# From Rags to Riches...



## Jasmine's Mom (Jul 10, 2019)

We bought our Jasmine from a neglected situation (life happens) at age 18 months. She was not potty trained (often left outside by previous owner), but learned quickly. Jasmine is now 4 years old, and loved very much!


----------



## Molly120213 (Jan 22, 2014)

She is gorgeous!


----------



## Toffee170221 (Sep 10, 2021)

Jasmine is a very lovely and lucky lady to have found her forever home with you Hazel 💖🌈🦋🌻☀


----------



## Tom King (Aug 2, 2006)

I'll bet she appreciates it too!!


----------



## Heather's (Jun 18, 2012)

What a pretty little girl! 💞


----------



## DogLover99 (8 mo ago)

Jasmine is adorable!
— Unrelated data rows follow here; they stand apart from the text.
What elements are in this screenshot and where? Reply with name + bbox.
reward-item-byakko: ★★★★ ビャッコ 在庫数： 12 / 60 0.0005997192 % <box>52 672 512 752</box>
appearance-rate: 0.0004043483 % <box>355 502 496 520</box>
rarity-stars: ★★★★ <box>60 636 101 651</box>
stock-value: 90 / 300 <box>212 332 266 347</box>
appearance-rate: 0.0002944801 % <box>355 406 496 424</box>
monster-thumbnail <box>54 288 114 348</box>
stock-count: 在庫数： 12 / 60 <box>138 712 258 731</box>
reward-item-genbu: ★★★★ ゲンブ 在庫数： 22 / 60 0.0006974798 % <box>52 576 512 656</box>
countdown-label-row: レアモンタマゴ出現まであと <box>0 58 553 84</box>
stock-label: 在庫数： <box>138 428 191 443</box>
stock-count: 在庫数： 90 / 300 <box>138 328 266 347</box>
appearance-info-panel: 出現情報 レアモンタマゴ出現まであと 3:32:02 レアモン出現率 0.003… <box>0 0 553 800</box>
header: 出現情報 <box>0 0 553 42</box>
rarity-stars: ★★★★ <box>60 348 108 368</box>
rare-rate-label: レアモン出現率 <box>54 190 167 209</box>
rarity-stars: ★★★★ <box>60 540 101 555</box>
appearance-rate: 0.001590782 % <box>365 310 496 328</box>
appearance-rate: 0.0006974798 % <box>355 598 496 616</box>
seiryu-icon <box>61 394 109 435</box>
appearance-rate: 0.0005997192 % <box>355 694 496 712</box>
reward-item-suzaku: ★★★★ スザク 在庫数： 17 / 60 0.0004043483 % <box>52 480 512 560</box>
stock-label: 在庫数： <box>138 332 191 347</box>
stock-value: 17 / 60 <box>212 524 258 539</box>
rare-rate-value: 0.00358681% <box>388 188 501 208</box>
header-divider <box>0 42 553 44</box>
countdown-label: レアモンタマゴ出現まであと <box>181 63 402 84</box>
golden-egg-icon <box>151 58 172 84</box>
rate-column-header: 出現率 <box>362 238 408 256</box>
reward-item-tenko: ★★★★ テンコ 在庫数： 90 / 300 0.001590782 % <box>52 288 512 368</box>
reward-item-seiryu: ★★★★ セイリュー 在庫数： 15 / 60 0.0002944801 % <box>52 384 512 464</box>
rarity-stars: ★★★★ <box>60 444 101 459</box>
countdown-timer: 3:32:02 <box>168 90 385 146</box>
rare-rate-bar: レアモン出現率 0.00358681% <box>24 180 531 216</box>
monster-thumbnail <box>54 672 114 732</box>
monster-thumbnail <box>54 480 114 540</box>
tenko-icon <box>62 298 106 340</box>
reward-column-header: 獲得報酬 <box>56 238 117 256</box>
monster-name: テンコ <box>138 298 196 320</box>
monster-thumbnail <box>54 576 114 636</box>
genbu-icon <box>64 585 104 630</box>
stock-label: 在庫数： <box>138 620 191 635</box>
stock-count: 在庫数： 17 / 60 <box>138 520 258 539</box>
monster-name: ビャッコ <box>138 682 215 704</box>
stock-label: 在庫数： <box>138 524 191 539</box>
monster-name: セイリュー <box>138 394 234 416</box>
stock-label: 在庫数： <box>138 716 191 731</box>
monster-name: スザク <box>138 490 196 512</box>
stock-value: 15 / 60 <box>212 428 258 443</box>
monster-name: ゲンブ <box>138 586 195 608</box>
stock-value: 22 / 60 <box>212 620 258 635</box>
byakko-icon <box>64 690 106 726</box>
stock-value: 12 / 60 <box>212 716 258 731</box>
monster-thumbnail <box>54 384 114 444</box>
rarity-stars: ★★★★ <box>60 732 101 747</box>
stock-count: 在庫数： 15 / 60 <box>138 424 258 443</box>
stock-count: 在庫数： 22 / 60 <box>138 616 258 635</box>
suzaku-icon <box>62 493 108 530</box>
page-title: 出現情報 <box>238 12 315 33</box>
Both of you are lucky to have each other 💕


----------



## Ditto's Mom (Apr 29, 2007)

Jasmine is beautiful. So glad you found each other. 💖


----------



## Jeanniek (Mar 20, 2018)

She is beautiful!!


----------



## Jackie from Concrete WA (Mar 23, 2015)

Lucky you and lucky Jasmine! What a gorgeous dog!


----------



## Sheri (Oct 11, 2008)

She's beautiful! Thanks for sharing her picture.


----------